Related story from the Wall Street Journal: “New Breed of Patent Claim Bedevils Product Makers” by Dionne Searcey. This story discusses a more recent ruling that overturned a decision saying an attorney suing Brooks Brothers for expired patents had no legal standing to sue. Now lawyers everywhere can join in the feeding frenzy.
Update, Sept. 3: One of my favorite IP strategists asked what constructive steps we could be taking to help clients deal with this threat, apart from diligently checking every marking. Tough question. What if products were marked with codes—could be simple six-character strings that you plug into tinyrul.com or some other website–to bring up a page with the current patents applicable to a product? The page could be automated so it is tied in to patent databases so that only current patents are displayed, and/or status information was displayed for the patent. Thus, if a product does have a patent associated with it when packaging is designed, instead of listing the patent number(s), why not list something like: “For related patents, see PatentMarking.com/14Zq2”.
Could this indirect approach fully meet the demands of patent marking and provide sufficient notice? Perhaps not without a tweak of the law, but I’d be happy to see an electronic solution.

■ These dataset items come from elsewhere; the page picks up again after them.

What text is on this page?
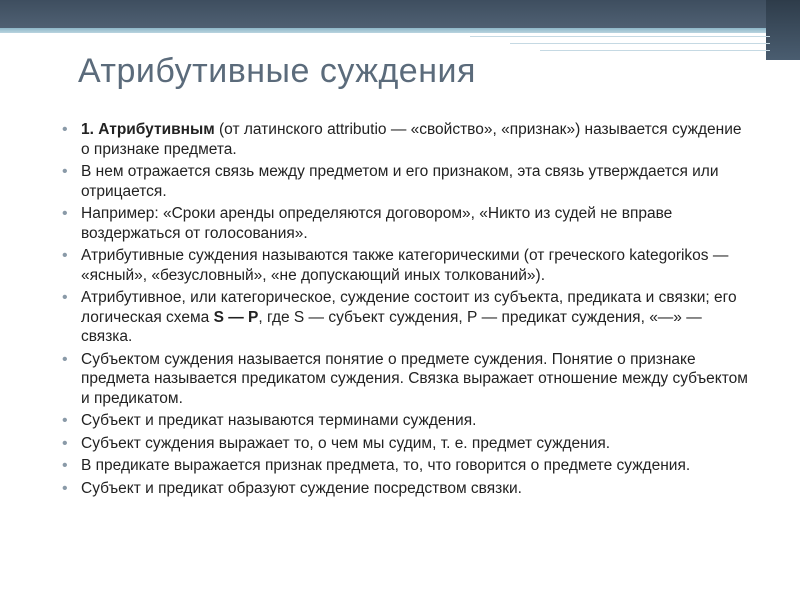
Атрибутивные суждения
• 1. Атрибутивным (от латинского attributio — «свойство», «признак») называется суждение о признаке предмета.
• В нем отражается связь между предметом и его признаком, эта связь утверждается или отрицается.
• Например: «Сроки аренды определяются договором», «Никто из судей не вправе воздержаться от голосования».
• Атрибутивные суждения называются также категорическими (от греческого kategorikos — «ясный», «безусловный», «не допускающий иных толкований»).
• Атрибутивное, или категорическое, суждение состоит из субъекта, предиката и связки; его логическая схема S — P, где S — субъект суждения, Р — предикат суждения, «—» — связка.
• Субъектом суждения называется понятие о предмете суждения. Понятие о признаке предмета называется предикатом суждения. Связка выражает отношение между субъектом и предикатом.
• Субъект и предикат называются терминами суждения.
• Субъект суждения выражает то, о чем мы судим, т. е. предмет суждения.
• В предикате выражается признак предмета, то, что говорится о предмете суждения.
• Субъект и предикат образуют суждение посредством связки.
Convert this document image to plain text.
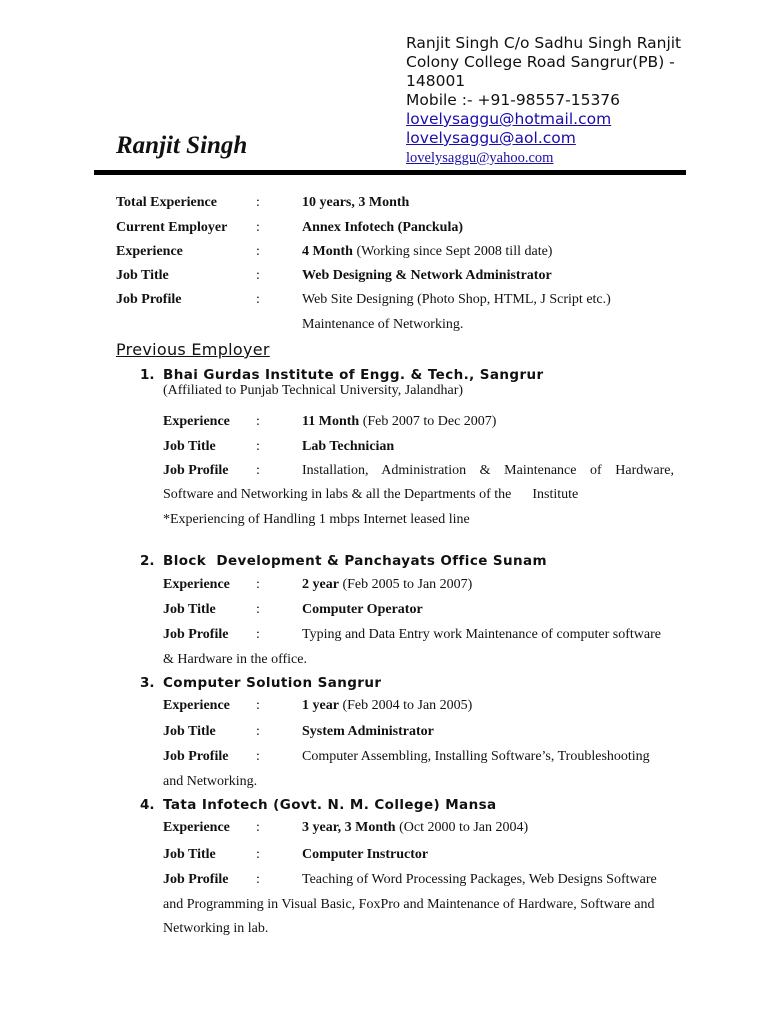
Ranjit Singh C/o Sadhu Singh Ranjit
Colony College Road Sangrur(PB) -
148001
Mobile :- +91-98557-15376
lovelysaggu@hotmail.com
lovelysaggu@aol.com
lovelysaggu@yahoo.com
Ranjit Singh
Total Experience	:	10 years, 3 Month
Current Employer :	Annex Infotech (Panckula)
Experience	:	4 Month (Working since Sept 2008 till date)
Job Title	:	Web Designing & Network Administrator
Job Profile	:	Web Site Designing (Photo Shop, HTML, J Script etc.)
Maintenance of Networking.
Previous Employer
1. Bhai Gurdas Institute of Engg. & Tech., Sangrur
(Affiliated to Punjab Technical University, Jalandhar)
Experience :	11 Month (Feb 2007 to Dec 2007)
Job Title	:	Lab Technician
Job Profile :	Installation, Administration & Maintenance of Hardware,
Software and Networking in labs & all the Departments of the      Institute
*Experiencing of Handling 1 mbps Internet leased line
2. Block  Development & Panchayats Office Sunam
Experience :	2 year (Feb 2005 to Jan 2007)
Job Title	:	Computer Operator
Job Profile :	Typing and Data Entry work Maintenance of computer software
& Hardware in the office.
3. Computer Solution Sangrur
Experience :	1 year (Feb 2004 to Jan 2005)
Job Title	:	System Administrator
Job Profile :	Computer Assembling, Installing Software’s, Troubleshooting
and Networking.
4. Tata Infotech (Govt. N. M. College) Mansa
Experience :	3 year, 3 Month (Oct 2000 to Jan 2004)
Job Title	:	Computer Instructor
Job Profile :	Teaching of Word Processing Packages, Web Designs Software
and Programming in Visual Basic, FoxPro and Maintenance of Hardware, Software and
Networking in lab.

When I gave the example with PatentMarking.com, I hadn’t yet checked out that URL and was just throwing out what sounded like a good domain name for such a tool. Turns out that OceanTomo owns it and is using it for a related purpose. Cool! Glad to see that they are advocating online marking of patents.
So why not print each product or its packaging with a code that links the product to a website for automatically updated information, with disclaimers and means for flagging corrections to reduce corporate liability if something goes wrong with the automated process? Could this help reduce the future threat of patent marking sharks trying to shake down companies for millions of dollars for innocent and hard-to-eliminate marking errors?
Another update: Greg Aharonian‘s latest PATNEWS newsletter mentions the WSJ article, rejects the outrageous notion that false marking of patents is a serious evil, and contends that Congress should make these lawsuits illegal that seek to shake down companies for millions due to a marking mistake. May that happen swiftly! Thanks, Greg.